La Commission Économique pour l'Amérique latine et les Caraïbes (CEPALC) a fait état dans son dernier rapport de statistiques modestes sur le plan macroéconomique en 2018 pour Haïti.

La croissance du Produit Intérieur Brut (PIB) d'Haïti est estimée à 1,4% (1,2% en 2017).
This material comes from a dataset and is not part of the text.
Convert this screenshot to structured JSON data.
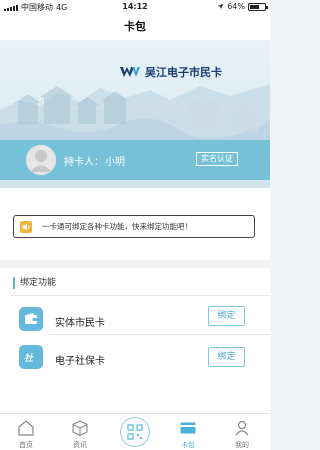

La CEPALC note la persistance d'une dynamique inflationniste de 14,6% (15,4% en 2017), un déficit public important de 6,5% du PIB (3,9% en 2017) et une augmentation du déficit de la balance courante de 3,5% du PIB (2,9% en 2017), ajouté à une forte dépréciation de la gourde.

De plus la CEPALC révèle que le l'accord Staff monitoring paraphé en février 2018 avec le Fonds Monétaire International (FMI) n'est plus valide. Les autorités haitiennes avaient abandonné le projet de forte hausse des prix de l'essence suite un violentes émeutes de juillet 2018.

L'annulation de l'accord avec le FMI entrainne la perte d'un appui budgétaire important. Le gouvernement n'a pas respecté des critères quantitatifs entre autres le déficit du secteur public et le niveau des réserves.

Les autorités ont également échoué dans leur tentative de réaliser des réformes dans le secteur électrique et la réduction des subventions du carburant qui entraîne des dépenses supérieures à 200 millions de dollars par an.

En ce qui a trait aux autres pays de la région la République dominicaine pourrait boucler l'année 2018 avec un taux de croissance de 6,3%, le plus fort dans la région. Ensuite Antigua-et-Barbuda (5,3%), Grenade (5,2%), Bolivie (4,4%), Panama (4,2%), Paraguay (4,2%), Chili (3,9%), Pérou (3,8%), Honduras (3,7%), Guyane (3,4%), Saint-Vincent-et-les Grenadines (3,2%) et Costa Rica (3%), Mexique (2,2%), Uruguay (1,9%), Suriname (1,9%), Trinidad and Tobago (1,9%), Jamaïque (1,5%), Haïti (1,4%), le Brésil (1,3%), Cuba (1,1%) et l'Équateur (1%).

Trois autres états arrivent avec des taux de croissance négatifs : Venezuela -15% , la Dominique (-4,4%) et l'Argentine (-2,6%).